We further highlight that the 2014 BurnLounge decision, which is used as the basis for the DSA’s critique of our work, does not invalidate our emphasis on retail sales, whether in the 2002 paper or in specific court testimony (below). By presenting a few selective portions of the BurnLounge ruling and ignoring the fully articulated basis for the ruling that BurnLounge was a pyramid scheme, the DSA report dismisses our emphasis on retail sales as “a premise that cannot be sustained.” Actually, we show the opposite. Not only can it be sustained, an emphasis on retail sales is being sustained by the appellate decision itself (2014) and in a recent federal court injunction against Vemma (2015).
- This assertion (quoted earlier), conveying a concomitant need for cost/benefit analysis regarding a pyramid scheme, is a striking example of ignorance for known principles in economics and law. A pyramid scheme is inherently fraudulent (every court has said so), and is properly analyzed under the established maxim that deception/fraud carries no social benefit. As explained by Judge Posner in his Economic Analysis of Law (2nd ed. P.81), “The question of affirmative misrepresentations in consumer transactions is straightforward: the costs of making and of unmasking the misrepresentation represent a deadweight social loss,” and later continues with “Misrepresentation involves costs to both sellers and buyers that yield no social gain.”

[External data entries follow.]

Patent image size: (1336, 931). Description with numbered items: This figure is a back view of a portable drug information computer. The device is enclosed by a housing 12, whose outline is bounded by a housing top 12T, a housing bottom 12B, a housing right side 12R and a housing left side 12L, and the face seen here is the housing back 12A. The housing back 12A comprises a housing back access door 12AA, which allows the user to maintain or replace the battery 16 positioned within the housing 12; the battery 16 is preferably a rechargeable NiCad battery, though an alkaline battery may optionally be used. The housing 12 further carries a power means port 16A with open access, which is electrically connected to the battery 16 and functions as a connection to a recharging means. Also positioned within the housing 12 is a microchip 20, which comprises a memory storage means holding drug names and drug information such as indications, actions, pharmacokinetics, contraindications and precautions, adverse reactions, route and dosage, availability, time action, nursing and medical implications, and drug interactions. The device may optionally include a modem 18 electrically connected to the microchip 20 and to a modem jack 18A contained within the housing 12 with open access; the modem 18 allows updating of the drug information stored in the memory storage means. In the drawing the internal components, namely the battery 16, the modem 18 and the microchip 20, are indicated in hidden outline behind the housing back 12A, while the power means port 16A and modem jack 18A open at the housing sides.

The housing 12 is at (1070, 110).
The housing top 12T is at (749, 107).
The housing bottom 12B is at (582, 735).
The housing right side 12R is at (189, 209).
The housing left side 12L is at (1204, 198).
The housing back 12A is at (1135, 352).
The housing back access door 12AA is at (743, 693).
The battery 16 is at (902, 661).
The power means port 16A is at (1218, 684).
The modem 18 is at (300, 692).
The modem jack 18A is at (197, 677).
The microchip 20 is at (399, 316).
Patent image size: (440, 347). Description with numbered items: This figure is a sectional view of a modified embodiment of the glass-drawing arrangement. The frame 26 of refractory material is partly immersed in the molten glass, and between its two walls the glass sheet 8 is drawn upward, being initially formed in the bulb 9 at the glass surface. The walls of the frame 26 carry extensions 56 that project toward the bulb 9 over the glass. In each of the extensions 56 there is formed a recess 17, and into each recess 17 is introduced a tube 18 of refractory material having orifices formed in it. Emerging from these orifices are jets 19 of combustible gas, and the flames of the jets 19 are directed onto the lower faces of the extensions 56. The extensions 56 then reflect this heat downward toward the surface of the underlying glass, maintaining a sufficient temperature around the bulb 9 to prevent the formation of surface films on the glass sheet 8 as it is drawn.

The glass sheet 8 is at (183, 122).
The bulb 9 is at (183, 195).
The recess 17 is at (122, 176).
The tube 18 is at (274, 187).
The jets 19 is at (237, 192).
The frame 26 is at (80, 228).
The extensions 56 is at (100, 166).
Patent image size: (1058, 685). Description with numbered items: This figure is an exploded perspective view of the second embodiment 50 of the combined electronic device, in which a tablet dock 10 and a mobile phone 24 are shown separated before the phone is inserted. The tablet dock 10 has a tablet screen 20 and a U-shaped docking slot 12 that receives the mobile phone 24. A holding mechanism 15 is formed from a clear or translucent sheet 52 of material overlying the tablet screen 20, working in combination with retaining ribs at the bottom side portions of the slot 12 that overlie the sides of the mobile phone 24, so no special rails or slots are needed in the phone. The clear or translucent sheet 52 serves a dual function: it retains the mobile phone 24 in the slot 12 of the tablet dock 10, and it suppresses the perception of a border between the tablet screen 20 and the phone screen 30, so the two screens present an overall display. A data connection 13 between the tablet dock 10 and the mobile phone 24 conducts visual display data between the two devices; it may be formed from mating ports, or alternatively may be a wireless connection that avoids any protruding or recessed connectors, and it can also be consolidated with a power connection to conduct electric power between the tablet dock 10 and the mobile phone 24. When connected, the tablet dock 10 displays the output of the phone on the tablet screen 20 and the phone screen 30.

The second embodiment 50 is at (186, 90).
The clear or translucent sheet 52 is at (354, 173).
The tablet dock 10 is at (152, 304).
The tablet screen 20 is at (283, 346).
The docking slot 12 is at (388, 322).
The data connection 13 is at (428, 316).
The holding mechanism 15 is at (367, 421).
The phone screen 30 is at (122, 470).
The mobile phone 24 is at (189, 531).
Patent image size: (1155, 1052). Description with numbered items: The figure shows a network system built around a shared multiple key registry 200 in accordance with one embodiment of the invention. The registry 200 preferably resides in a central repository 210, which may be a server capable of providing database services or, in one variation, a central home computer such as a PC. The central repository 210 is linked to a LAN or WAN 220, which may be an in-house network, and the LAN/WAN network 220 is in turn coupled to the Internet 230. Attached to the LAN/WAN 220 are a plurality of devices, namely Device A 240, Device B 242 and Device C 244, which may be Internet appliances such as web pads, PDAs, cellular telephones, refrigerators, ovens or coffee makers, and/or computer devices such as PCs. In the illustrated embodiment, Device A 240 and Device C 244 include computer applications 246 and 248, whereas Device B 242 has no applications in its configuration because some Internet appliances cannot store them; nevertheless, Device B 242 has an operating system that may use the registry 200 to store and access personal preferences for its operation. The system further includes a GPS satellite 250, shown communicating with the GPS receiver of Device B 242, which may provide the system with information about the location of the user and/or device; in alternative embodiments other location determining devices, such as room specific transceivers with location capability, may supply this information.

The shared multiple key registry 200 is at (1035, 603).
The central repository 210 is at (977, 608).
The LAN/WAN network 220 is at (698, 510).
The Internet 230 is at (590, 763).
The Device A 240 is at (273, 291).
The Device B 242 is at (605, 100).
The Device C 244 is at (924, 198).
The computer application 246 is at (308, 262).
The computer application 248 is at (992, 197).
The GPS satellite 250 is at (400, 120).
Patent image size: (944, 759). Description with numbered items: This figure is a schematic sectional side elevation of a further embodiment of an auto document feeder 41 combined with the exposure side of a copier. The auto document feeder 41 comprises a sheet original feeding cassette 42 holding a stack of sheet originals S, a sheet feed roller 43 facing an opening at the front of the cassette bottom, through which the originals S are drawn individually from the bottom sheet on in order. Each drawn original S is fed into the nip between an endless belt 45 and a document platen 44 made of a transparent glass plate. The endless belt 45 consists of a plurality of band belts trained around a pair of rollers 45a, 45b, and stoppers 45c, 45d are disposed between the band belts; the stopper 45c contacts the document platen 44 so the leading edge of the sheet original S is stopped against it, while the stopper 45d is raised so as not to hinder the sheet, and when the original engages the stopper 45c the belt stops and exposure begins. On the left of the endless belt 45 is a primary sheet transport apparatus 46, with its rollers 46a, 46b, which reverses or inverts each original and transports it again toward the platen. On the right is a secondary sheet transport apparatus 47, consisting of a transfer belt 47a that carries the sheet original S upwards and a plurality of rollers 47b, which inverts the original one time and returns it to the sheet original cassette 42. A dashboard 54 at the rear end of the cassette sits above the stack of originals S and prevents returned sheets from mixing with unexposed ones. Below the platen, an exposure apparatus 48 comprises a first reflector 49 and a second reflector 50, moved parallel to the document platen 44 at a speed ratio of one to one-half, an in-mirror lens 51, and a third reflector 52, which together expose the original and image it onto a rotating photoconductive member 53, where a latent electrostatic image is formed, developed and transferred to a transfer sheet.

- The FTC follows the same principle and never offers extrinsic evidence by way of cost/benefit analysis in prosecuting deception. Ironically, based on the DSA report, the FTC must be missing the “key diagnostic for a pyramid scheme.”
- Instead, the agency affirms (FTC Policy Statement on Deception; 1983) that extrinsic evidence in cases of deception “can consist of expert opinion, consumer testimony (particularly in cases involving oral representations), copy tests, surveys, or any other reliable evidence of consumer interpretation.”
- What about the following? Courts have ruled that whether product purchasers are primarily business participants versus consumers is an important part of pyramid determination, with numerous courts finding MLM companies to be pyramid schemes with negligible sales beyond what their distributor-recruits purchase, and with documented harm to tens of thousands of victims. MLM companies continue to face pyramid scheme charges.